We’ve been working on the audio version of Second Lives: The Journey of Brain-Injury Survivors and The Healers so traumatic brain injury was, well, on my mind when I read a story in Sunday’s New York Times about artillery gunners suffering from a variety of psychological symptoms.

..Many of the troops sent to bombard the Islamic State in 2016 and 2017 returned to the United States plagued by nightmares, panic attacks, depression and, in a few cases, hallucinations. Once-reliable Marines turned unpredictable and strange. Some are now homeless. A striking number eventually died by suicide, or tried to.

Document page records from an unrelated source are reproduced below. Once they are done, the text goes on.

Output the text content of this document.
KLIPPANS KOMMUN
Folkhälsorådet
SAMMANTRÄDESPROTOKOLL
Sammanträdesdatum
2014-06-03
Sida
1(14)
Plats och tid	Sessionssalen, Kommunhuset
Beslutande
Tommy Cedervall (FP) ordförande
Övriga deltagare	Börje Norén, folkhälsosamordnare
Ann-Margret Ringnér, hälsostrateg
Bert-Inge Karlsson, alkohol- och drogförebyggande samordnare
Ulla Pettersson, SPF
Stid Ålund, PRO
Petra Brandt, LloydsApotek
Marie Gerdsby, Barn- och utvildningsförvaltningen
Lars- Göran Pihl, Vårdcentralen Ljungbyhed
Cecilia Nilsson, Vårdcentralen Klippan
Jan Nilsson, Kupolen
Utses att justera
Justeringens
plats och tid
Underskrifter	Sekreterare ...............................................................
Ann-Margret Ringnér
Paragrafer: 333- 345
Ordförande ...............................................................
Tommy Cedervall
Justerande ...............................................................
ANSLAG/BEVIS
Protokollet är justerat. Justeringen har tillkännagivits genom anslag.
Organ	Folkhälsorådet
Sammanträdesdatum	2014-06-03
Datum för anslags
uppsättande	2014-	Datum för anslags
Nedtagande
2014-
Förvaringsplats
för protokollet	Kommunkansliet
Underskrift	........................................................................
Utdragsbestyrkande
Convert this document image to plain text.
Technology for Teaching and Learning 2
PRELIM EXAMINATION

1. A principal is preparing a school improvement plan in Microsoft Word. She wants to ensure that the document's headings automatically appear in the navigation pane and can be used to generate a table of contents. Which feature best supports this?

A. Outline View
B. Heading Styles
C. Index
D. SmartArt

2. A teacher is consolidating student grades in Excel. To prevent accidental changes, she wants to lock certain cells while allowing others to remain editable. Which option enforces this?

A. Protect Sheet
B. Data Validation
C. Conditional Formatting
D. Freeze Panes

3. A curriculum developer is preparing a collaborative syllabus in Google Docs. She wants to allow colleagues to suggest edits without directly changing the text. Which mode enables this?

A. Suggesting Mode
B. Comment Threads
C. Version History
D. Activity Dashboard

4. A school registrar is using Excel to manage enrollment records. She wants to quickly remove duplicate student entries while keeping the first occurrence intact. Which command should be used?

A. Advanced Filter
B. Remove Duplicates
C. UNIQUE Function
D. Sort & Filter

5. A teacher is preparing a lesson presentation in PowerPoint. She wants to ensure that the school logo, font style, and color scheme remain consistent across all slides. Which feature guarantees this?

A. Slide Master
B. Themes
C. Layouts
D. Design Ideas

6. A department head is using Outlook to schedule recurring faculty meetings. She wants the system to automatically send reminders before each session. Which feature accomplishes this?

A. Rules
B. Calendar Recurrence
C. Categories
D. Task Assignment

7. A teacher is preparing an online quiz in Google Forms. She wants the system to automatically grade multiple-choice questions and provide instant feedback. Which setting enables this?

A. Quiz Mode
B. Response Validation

The military has struggled to determine what was wrong after the troops returned home. Evidence suggests that while the individual shocks from the recoil of the artillery didn’t case any obvious brain damage, the repeated firing of the artillery — more than in any U.S. military action since Vietnam — may have caused sleeplessness, depression, anxiety and other symptoms that resemble post-traumatic stress disorder.

“It’s common to mistake a blast injury in the brain for something else, because when you walk into a clinic, it looks like a lot of other things,” a Defense Department neuropathologist told the Times.

It reminded me of something Dr. Ralph Lilly, the co-author of Second Lives, says in the book: the doctors often misinterpret the symptoms of brain injuries as something else. But Lilly, a neurologist who suffered a traumatic brain injury himself, also noted that “all roads lead to the brain.”

None of the injuries discussed in the book are the result of military service, but many of the experiences of the survivors and the family members who serve as their healers would probably have a familiar ring to the veterans in the Times story.